Australopithecus afarensis (left), Homo habilis (center), and Australopithecus sediba (right) are the main candidates for our last non-human ancestor, but sediba's claim looks weak. Matt Wood UChicago

The popularity of genealogical databases demonstrates that humans have a great desire to learn where we come from. Going back a few million years, this translates to a debate about which Australopithecus species was the direct ancestor of Homo, the genus to which we belong. New research shows it is unlikely southern Africa's A. sediba could have evolved into early humans.

A. sediba was discovered in 2008 at Malapa near Johannesburg. The upright nature of its walk led its finders to argue it made a better candidate for the ancestor of humanity than other Australopithecus species.

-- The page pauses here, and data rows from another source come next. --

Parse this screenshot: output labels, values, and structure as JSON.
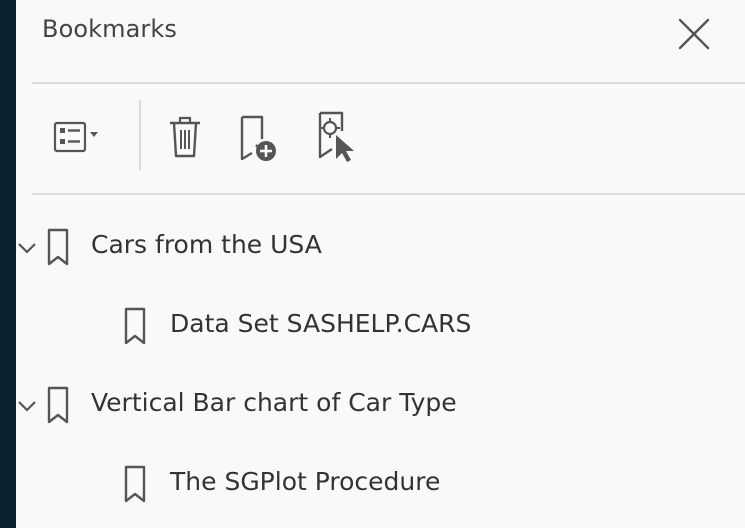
{
  "panel": {
    "title": "Bookmarks",
    "close_icon": "close-icon"
  },
  "toolbar": {
    "buttons": [
      {
        "name": "options-menu",
        "icon": "list-options-icon"
      },
      {
        "name": "delete-bookmark",
        "icon": "trash-icon"
      },
      {
        "name": "new-bookmark",
        "icon": "bookmark-add-icon"
      },
      {
        "name": "expand-current-bookmark",
        "icon": "bookmark-find-icon"
      }
    ]
  },
  "bookmarks": [
    {
      "label": "Cars from the USA",
      "level": 0,
      "expanded": true
    },
    {
      "label": "Data Set SASHELP.CARS",
      "level": 1
    },
    {
      "label": "Vertical Bar chart of Car Type",
      "level": 0,
      "expanded": true
    },
    {
      "label": "The SGPlot Procedure",
      "level": 1
    }
  ],
  "colors": {
    "outer_background": "#0b2233",
    "panel_background": "#f9f9f9",
    "icon": "#555555",
    "divider": "#dddddd"
  }
}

All known A. sediba fossils are around 2 million years old. The oldest Homo fossil is 2.8 million years old, from thousands of kilometers away in Ethiopia. To non-anthropologists, these facts might seem to be enough to conclude A. sediba was an evolutionary dead end, plugging away while the real action was elsewhere.

However, Dr Andrew Du of the University of Chicago explained the claims of A. sediba's discoverers to have found our great-great...grandparent cannot be dismissed that easily. "It is definitely possible for an ancestor's fossil to postdate a descendant's by a large amount of time,” Du said in a statement. Human fossils degrade so easily, and so much of Africa remains unstudied for these purposes, that it is certainly possible A. sediba was around far earlier, and the Homo genus broke away from it early on.

However, possible and likely are very different things. For his doctorate, Du explored the chance of this having occurred. In Science Advances, he calculates the chance of A. sediba being so much older without us knowing about it at 0.09 percent. Du looked at 28 cases of species broadly related to humans and what are believed to be their ancestors. In only one case the first evidence we found of the descendant was older than the equivalent example we have of the ancestor.

Moreover, the anomaly, Homo antecessor, preceded its likely ancestor by a relatively believable 100,000 years in the fossil record, requiring Homo erectus to have appeared somewhat earlier than fossils indicated. By comparison, Du said, “800,000 years is quite a long time.”

So if we don't come from A. sediba, then who are our ancestors? Du thinks the most likely candidate is A. afarensisis, widely known as “Lucy” after the name given to the first specimen to be discovered. We have examples going back 3.9 million years, placing them before any known Homo representative. She may have been more tree-dwelling than A. sediba, but Lucy and all her kin lived in Ethiopia, overlapping with where the earliest humans were found.

Other anthropologists continue to make the case for other twigs on the family bush, such as A. africanus, so the debate is unlikely to end soon.